Why you are using join query, you can use laravel eloquent relations for that

Place::whereHas('placeLocation', function ($query) use ($city) {
    $query->where('location_id', '=',  $city->id);
})
->whereHas('placeCategory', function ($query) {
    $query->where('category_id', '=',  $category->id);
})
->groupBy('brand_id')
->take(5)
->get();

placeLocation (HasMany) and placeCategory(BelongsToMany) both relations are you have to write in Place model.

0

Usually the database will not be able to merge multiple indexes during query execution. This means, that it won't help to create a single column index for everything on your table.

You seem to be using single column indexes a lot. Try to combine them in such a way that it satisfies your query.

How do multi indexes work?

When creating database indexes I always try to explain them based on an index in a cook book: those are often nested indexes. First they are categorized in meal types, like soup, dish, salad and so on. Inside of those categories they are sorted alphabetically.

This index would look like that in SQL:

KEY `recipe` (`meal_type_id`, `name`)

As a human, you would now be able to find a cheesecake by first going to the dishes (first index) and then go to the letter "C" (second index).

So in this case a multi column index is very helpful.

Optimize table places:

You're using status_a, status_b and display in the WHERE clause, and also brand_id in GROUP BY. For your multi column index try to find a meaningful combination of those columns.

Order is important here!

If, for example, only 10 % of your data matches on status_b = 2 then you should use that field as first column in the index, as it would eliminate 90 % of the rows. The second index column has a lot less to do then. Think of the cheesecake example above: we already knew that the cheesecake is a dish, so we looked directly at the dishes and were able to eliminate the other 90 % of the recipes.

This is called "cardinality".

Optimize table place_location and place_category:

Don't forget to also look at the joined tables and ensure that they are properly indexed as well.

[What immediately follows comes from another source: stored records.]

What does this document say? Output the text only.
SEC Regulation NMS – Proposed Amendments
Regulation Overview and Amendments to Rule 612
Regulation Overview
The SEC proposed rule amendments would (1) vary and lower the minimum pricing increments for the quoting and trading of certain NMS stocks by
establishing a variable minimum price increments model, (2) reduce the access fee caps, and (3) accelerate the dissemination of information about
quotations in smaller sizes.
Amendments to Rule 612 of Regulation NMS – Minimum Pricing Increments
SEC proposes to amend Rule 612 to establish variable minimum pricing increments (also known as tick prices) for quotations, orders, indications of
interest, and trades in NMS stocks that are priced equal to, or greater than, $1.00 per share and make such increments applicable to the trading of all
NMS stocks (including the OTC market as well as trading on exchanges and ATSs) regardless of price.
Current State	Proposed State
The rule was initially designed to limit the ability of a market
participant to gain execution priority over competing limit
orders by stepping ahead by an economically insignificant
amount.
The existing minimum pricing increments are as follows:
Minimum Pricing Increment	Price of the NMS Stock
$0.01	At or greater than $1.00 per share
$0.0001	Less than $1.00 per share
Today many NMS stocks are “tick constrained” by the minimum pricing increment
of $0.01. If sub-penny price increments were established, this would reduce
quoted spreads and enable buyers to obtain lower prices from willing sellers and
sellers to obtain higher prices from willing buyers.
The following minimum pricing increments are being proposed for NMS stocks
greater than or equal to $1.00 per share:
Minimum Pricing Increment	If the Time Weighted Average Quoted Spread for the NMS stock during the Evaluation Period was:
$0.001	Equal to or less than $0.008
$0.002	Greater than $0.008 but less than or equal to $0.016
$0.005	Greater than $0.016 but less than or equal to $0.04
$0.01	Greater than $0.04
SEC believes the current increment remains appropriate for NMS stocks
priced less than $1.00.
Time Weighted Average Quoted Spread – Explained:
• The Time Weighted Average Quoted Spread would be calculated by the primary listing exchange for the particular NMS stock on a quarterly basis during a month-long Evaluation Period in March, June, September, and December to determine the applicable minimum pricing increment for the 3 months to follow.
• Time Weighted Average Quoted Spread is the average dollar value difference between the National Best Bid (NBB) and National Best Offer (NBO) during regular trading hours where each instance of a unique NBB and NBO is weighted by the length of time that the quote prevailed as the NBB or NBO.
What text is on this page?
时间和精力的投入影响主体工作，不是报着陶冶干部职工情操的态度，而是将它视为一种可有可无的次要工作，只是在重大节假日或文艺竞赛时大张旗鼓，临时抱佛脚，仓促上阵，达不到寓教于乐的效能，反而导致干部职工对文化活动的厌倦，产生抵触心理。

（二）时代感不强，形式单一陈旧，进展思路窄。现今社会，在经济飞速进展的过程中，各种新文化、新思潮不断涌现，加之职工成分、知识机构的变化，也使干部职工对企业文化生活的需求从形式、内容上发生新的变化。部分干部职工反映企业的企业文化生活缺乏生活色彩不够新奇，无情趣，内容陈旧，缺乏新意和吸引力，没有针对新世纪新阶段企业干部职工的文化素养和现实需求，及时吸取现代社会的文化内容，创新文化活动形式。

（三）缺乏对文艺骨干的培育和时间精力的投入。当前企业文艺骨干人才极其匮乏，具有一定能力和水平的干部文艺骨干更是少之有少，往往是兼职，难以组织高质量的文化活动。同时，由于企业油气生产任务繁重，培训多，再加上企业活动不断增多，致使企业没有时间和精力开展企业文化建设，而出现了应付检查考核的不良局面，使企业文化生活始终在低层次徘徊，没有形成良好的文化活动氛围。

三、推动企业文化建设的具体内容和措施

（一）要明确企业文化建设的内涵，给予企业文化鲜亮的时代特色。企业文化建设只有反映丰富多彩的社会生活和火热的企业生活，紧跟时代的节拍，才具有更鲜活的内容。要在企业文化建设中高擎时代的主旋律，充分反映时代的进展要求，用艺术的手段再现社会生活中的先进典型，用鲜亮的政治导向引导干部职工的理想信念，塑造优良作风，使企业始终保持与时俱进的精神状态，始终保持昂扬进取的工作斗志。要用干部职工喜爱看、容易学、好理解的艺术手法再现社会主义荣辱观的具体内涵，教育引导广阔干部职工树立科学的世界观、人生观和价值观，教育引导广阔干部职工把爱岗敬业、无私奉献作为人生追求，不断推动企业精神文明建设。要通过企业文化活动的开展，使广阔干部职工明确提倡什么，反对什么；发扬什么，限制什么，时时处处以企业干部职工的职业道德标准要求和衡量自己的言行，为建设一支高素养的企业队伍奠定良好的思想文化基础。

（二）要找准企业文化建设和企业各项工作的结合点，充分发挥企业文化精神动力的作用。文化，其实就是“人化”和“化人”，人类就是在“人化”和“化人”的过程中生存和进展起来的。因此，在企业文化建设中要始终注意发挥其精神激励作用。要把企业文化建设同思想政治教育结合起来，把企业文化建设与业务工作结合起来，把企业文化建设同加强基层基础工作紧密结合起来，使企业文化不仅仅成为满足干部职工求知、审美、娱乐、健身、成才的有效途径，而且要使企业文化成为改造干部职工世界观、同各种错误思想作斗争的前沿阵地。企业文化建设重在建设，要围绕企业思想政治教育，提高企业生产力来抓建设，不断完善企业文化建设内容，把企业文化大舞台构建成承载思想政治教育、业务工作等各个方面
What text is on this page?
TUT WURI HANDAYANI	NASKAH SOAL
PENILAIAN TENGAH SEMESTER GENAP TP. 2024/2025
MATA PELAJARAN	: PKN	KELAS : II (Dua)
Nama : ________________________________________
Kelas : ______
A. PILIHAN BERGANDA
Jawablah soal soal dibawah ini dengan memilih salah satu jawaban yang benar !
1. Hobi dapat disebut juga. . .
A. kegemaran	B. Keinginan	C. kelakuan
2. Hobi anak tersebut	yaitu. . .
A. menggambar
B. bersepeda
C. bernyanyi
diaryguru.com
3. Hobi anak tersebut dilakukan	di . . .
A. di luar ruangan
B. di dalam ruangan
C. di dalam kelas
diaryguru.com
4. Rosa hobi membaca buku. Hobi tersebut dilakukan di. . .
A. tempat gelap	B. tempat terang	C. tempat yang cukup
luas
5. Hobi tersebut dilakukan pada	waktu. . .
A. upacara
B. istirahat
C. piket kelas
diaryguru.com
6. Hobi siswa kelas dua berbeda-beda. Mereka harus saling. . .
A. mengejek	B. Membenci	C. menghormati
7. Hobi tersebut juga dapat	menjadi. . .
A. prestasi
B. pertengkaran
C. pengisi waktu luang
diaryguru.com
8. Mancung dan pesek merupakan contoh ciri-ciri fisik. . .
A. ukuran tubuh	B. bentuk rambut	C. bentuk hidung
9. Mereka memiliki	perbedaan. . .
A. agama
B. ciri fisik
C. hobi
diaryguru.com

Just like mentioned before try to find a useful index on those tables also. Have a look on what your query is asking for and try to satisfy it with a helpful index.

How many indexes should a table have?

To answer this, you'll only need to understand that indexes have to be updated on every INSERT or UPDATE. So if it's a write intensive table, you should use as little indexes as possible.

If the table is read intensive but will not be written to very frequently, it should be okay to have a little more indexes. Just keep in mind that they will need memory. If your table has millions of rows, your index can get quite large if you're using many indexes.